OPINIÃO

E se o mundo estiver acabando?

"Não é adequado hipernormatizar o fim do mundo, nem se deixar levar por tantos problemas e tragédias. Saiba seu lugar nesse turbilhão de acontecimentos e faça o que estiver ao seu alcance"

Palestinos com familiar morto na fila de distribuição de ajuda, em Gaza: o sofrimento parece ter sido normalizado -  (crédito: Eyad Baba/AFP)
Palestinos com familiar morto na fila de distribuição de ajuda, em Gaza: o sofrimento parece ter sido normalizado - (crédito: Eyad Baba/AFP)

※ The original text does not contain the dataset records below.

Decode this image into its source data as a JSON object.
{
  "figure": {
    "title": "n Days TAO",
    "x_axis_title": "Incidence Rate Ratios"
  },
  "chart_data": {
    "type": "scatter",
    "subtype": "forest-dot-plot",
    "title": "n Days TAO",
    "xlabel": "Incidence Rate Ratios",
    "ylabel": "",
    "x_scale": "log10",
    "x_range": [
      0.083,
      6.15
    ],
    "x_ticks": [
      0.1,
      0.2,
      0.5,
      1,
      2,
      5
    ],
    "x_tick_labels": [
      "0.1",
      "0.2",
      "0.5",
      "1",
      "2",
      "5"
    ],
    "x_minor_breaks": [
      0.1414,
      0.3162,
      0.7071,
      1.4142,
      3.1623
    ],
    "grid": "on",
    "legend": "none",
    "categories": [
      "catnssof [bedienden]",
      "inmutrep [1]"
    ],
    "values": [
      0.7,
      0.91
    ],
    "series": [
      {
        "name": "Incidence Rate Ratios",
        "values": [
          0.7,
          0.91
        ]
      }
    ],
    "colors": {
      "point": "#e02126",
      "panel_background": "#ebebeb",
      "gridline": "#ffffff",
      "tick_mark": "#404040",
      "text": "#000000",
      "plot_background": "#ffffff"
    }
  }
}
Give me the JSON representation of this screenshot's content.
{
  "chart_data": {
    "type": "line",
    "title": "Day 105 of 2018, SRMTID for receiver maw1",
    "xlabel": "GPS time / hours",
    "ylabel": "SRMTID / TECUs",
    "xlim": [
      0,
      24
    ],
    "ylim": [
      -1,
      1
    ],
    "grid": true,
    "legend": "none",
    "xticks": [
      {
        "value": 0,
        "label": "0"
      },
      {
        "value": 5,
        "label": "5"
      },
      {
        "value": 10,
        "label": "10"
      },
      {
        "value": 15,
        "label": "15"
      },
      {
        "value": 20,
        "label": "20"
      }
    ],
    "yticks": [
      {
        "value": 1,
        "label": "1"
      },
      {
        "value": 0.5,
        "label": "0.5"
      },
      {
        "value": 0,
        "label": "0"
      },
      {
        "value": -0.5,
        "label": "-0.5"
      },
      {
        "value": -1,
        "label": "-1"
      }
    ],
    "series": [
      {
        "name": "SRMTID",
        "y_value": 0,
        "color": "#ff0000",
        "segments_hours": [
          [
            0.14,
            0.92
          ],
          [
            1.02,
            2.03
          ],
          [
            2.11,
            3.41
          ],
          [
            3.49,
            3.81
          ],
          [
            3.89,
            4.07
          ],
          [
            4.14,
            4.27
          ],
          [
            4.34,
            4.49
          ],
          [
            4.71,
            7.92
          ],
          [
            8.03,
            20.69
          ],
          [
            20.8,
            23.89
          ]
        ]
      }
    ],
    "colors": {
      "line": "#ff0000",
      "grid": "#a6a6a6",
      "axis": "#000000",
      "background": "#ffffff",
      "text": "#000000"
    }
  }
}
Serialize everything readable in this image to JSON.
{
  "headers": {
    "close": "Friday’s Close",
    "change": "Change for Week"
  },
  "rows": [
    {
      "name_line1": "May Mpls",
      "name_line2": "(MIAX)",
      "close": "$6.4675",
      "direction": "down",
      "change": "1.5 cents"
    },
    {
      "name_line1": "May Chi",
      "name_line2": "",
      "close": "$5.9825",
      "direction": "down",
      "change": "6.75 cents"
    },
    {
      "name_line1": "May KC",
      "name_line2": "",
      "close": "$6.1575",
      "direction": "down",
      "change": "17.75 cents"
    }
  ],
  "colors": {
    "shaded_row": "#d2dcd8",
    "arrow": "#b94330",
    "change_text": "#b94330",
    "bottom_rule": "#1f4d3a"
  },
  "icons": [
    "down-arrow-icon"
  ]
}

Se você teve o mínimo, o mínimo mesmo, de contato com qualquer fonte de notícia ou interação social nas últimas semanas, provavelmente sentiu a sensação de que o mundo estava acabando. Guerras, ameaças nucleares, avanço da gripe aviária, a tragédia na Indonésia, queda de balões e morte. A sensação de desespero diante do que parece ser o desmoronamento dos pilares da sociedade como a conhecemos cria um embate: sofrer ou ignorar?

Nesta semana, foi-me apresentado o termo "hipernormalização". A palavra não existe na língua portuguesa — é uma tradução literal de hypernormalization, expressão criada pelo antropólogo Alexei Yurchak, ainda em 2006, para tentar explicar como os seres humanos "seguem em frente" quando parece haver um colapso social. Em vez de tratar dos problemas que existem no sistema, os indivíduos continuam fazendo o que sempre fazem: acordar, trabalhar, descansar e repetir o ciclo no dia seguinte. Na percepção de Yurchak, parecia existir uma "desconexão entre a realidade e o comportamento" — exatamente a hipernormalização.

Enquanto assisto à desumana situação vivida por crianças na Faixa de Gaza, ou vejo os feeds de diferentes redes sociais serem inundados pelos bombardeios iranianos sobre Tel Aviv, me pergunto se, em algum momento, fui entorpecido e agora vivo em uma hipernormalização do fim do mundo. Imagino que o sentimento não seja inédito, nem singular. Existe uma angústia em assistir a tudo isso e simplesmente seguir a vida.

Os problemas cotidianos — fim de relacionamentos, dificuldades financeiras, desilusões com o time do coração — parecem não ter a mínima importância diante de tantas outras atribulações batendo à janela do nosso delicado cotidiano. E sim, agora é possível perceber como essa rotina, que parece ser a base da nossa existência, na verdade, é um castelo de cartas.

 

Por outro lado, sofrer até a exaustão por todos os problemas que pipocam nas nossas infinitas telas também não parece ser a melhor solução. Sim, eles parecem insuperáveis e uma ameaça iminente à nossa existência, mas ainda não temos o poder de resolvê-los sozinhos.

Não se trata de abraçar a hipernormalização e seguir como se guerras não caminhassem a longos passos em nossa direção. Não se trata de ignorar os problemas do mundo e ceder ao entorpecimento. Acho que, no fundo, trata-se de reconhecer nossa pequenez diante de questões muito maiores do que podemos humanamente resolver. Entender que fazer a nossa parte, no fim das contas, é tudo o que poderemos fazer.

Uma importante vertente dessa equação é a internet e as redes sociais. Algumas pessoas talvez nem percebam, mas os feeds reverberam drama e sofrimento de maneira gigantesca. O que já está ruim é multiplicado mil vezes nas pequenas telas, e sentimos como se estivéssemos sendo engolidos por tanta tragédia. Saia desse ambiente de vez em quando. É quase uma promessa: fora do feed, o mundo não está acabando tão rápido.

Para responder à pergunta inicial deste texto: é necessário existir um balanço. Não é adequado hipernormatizar o fim do mundo, nem se deixar levar por tantos problemas e tragédias. Saiba seu lugar nesse turbilhão de acontecimentos e faça o que estiver ao seu alcance. Será o suficiente.